Uma linha principal de investigação policial sobre o desaparecimento de um jornalista britânico e de um funcionário indígena na Amazônia aponta para uma rede internacional que paga pescadores pobres para pescar ilegalmente no segundo maior território indígena do Brasil, disseram autoridades.
O jornalista freelance Dom Phillips e o oficial indígena Bruno Pereira foram vistos pela última vez na manhã de 5 de junho perto da Terra Indígena do Vale do Javari, que fica em uma área do tamanho de Portugal na fronteira com Peru e Colômbia.
Os dois homens estavam na comunidade de São Rafael e voltavam de barco para a cidade vizinha de Atalaia do Norte, mas nunca chegaram. A polícia disse no sábado que ainda estava analisando matéria humana encontrada na área onde o casal desapareceu.
A polícia também investiga um esquema de empresários locais, que pagam aos pescadores para entrar no Vale do Javari, pescar e entregar a eles.
Um dos alvos mais valiosos é o maior peixe de água doce com escamas do mundo, o pirarucu. Pesa até 200kg e pode chegar a 3m de comprimento. O pescado é vendido em cidades próximas, incluindo Leticia na Colômbia, Tabatinga no Brasil e Iquitos no Peru.
Uma pesca ilegal no vasto Vale do Javari dura cerca de um mês, segundo Manoel Felipe, historiador e professor local que também atuou como vereador. Para cada incursão ilegal, um pescador ganha pelo menos US$ 3.000.
“Os financiadores dos pescadores são colombianos”, disse Felipe.
“Em Letícia, todo mundo ficou bravo com Bruno [Pereira]. Este não é um pequeno jogo. É possível que tenham enviado um atirador para matá-lo.”
‘Briga pessoal’
O único suspeito conhecido dos desaparecimentos é o pescador Amarildo da Costa de Oliveira, também conhecido como Pelado, que está preso.
Ele nega qualquer irregularidade e disse que a polícia militar o torturou para tentar obter uma confissão, disse sua família à Associated Press.
Segundo relatos de indígenas que estavam com Pereira e Phillips, o pescador havia brandido um fuzil contra a dupla um dia antes do desaparecimento.
Pereira, que anteriormente liderou o escritório local da agência indígena do governo, conhecida como FUNAI (Fundação Nacional do Índio), participou de várias operações contra a pesca ilegal.
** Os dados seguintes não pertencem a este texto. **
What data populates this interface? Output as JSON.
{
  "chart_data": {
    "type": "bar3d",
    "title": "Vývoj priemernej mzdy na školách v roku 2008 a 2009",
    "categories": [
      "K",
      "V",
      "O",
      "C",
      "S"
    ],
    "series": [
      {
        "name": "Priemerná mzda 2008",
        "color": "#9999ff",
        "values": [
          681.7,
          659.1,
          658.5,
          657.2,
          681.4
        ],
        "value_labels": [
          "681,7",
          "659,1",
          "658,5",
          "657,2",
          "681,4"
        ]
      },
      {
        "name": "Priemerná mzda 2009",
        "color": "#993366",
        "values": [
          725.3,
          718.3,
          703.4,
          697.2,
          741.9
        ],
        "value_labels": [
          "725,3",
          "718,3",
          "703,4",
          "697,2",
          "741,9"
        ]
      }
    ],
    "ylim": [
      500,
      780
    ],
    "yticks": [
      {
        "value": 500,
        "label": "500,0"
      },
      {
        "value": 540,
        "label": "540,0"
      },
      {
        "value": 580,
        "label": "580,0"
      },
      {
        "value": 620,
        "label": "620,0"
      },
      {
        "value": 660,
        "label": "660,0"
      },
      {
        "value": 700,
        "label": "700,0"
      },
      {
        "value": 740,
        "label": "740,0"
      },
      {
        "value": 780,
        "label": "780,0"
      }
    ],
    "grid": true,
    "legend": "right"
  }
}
Nessas operações, via de regra, as artes de pesca são apreendidas ou destruídas, enquanto os pescadores são multados e detidos brevemente, pois somente os indígenas podem pescar legalmente em seus territórios.
O funcionário da FUNAI Maxciel Pereira dos Santos foi morto a tiros em 2019 na frente de sua esposa e nora. Três anos depois, o crime continua sem solução. Seus colegas da Funai disseram à AP que acreditam que o crime está ligado ao seu trabalho contra pescadores e caçadores furtivos.
“O motivo do crime é uma briga pessoal pela fiscalização da pesca”, especulou aos jornalistas o prefeito de Atalaia do Norte, Denis Paiva, sobre os desaparecimentos sem dar mais detalhes.
Enquanto alguns policiais, o prefeito e outros da região associam os desaparecimentos da dupla a uma “máfia do peixe”, a Polícia Federal não descarta outras linhas de investigação. A área tem forte atividade de narcotráfico.
O pescador Laurimar Alves Lopes, 45 anos, que mora às margens do rio Itaquaí, onde a dupla desapareceu, disse à AP que desistiu de pescar ilegalmente dentro do território indígena após ser detido três vezes. Ele disse que foi levado para a sede local da Polícia Federal em Tabatinga, onde foi espancado e deixado sem comida.
“Cometi muitos erros, roubei muito peixe… Mas aí eu disse: vou acabar com isso, vou plantar”, disse em entrevista em seu barco.
Monica Yanakiew, da Al Jazeera, relatando uma vigília realizada para os dois homens desaparecidos no Rio de Janeiro, disse que a sogra de Phillips, que estava no evento, disse que “não tinha esperança de que eles fossem encontrados vivos”, embora a busca estava em andamento com “todas as mãos no convés”, incluindo jornalistas que se juntaram ao esforço para encontrar os homens desaparecidos.